You stop thinking only about effort and start paying attention to stewardship.
At the same time, I’ve been involved in upcoming transitions inside my day-to-day work that will take shape over the next couple of months. New teams, new environments, new opportunities to support people as they begin something fresh.
Nothing about it feels finished. If anything, it feels like the early stages of something becoming visible.
That’s the part I didn’t always understand when I was younger.
A lot of meaningful things don’t announce themselves when they begin to form. They just quietly gather weight until one day you realize they’re no longer just ideas or plans.
They’re in motion.
There’s a quiet discipline in staying steady during that phase. Not rushing to define outcomes. Not trying to narrate the ending before it arrives.
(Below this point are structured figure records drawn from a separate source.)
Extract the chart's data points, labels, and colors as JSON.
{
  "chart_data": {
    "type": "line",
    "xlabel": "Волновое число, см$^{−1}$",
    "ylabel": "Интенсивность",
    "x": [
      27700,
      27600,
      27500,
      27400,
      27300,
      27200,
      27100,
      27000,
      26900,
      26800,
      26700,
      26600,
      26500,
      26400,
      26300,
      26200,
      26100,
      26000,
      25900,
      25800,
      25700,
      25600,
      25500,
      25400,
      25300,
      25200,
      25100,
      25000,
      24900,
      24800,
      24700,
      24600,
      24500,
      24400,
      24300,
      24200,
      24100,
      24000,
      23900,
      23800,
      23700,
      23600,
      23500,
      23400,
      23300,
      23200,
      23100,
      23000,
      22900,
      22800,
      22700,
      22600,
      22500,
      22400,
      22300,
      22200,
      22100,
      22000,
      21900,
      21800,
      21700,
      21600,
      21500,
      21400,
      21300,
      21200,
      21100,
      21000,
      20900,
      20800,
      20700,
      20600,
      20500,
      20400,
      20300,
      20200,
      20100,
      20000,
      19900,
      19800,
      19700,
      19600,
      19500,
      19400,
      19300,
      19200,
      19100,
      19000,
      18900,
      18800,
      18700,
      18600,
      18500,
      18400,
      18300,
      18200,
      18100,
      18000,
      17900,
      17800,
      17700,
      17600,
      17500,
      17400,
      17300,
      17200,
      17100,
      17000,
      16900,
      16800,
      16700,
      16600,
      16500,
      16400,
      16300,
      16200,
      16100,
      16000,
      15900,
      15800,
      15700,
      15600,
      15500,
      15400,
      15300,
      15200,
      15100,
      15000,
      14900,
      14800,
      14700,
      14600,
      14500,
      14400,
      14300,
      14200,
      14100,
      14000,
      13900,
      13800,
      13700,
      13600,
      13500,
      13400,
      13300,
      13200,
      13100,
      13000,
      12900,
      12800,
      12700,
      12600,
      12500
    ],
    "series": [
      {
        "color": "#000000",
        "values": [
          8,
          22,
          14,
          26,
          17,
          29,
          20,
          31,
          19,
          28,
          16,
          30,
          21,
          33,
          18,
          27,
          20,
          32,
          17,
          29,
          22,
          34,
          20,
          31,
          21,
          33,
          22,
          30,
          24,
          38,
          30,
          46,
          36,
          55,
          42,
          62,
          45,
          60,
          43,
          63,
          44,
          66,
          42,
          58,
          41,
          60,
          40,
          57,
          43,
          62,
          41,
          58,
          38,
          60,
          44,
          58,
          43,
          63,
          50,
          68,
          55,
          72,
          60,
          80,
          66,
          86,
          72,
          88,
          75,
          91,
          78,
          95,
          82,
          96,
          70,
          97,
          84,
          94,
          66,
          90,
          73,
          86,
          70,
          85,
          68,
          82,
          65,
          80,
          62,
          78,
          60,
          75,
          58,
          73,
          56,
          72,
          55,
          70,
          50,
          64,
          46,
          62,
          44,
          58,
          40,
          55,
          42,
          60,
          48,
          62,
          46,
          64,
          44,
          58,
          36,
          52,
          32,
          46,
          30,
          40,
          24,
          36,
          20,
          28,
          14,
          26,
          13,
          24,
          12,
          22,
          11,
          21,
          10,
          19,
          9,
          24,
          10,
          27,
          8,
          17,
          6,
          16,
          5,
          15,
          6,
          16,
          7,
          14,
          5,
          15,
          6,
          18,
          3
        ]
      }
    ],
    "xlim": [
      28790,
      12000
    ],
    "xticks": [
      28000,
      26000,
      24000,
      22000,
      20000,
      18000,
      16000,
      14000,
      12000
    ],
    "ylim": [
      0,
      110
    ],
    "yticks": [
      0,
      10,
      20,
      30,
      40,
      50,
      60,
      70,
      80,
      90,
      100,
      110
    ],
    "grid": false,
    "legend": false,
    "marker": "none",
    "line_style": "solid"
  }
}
Just continuing to show up.
Scripture has been a steady anchor in seasons like this:
“Let us not become weary in doing good, for at the proper time we will reap a harvest if we do not give up.” — Galatians 6:9
The timing of things is rarely visible in real time. You only recognize it in hindsight, when the shape of the path becomes clearer than it was while you were walking it.
For now, the work remains the work.
And that’s enough.
Join me here:
https://substack.com/@michaelmulliganlivelong
Captain’s Addendum
Spock: “There is a measurable change in trajectory, Captain.”
Bones: “I don’t need a scanner to tell me something’s happening.”
Spock: “Observation alone is sufficient.”
Bones: “Well I’ll be… about time something good started moving.”
What matters most in these moments is not interpretation, but steadiness. The ability to continue without forcing clarity before it’s ready.
Mission Log closed.
A quiet sense of gratitude remains—not for outcomes, but for the chance to stay faithful in the process of becoming.
🖖 Captain’s Note
“Our calling is not to write perfect words, but to reveal perfect grace through imperfect moments — one percent better, one day at a time.”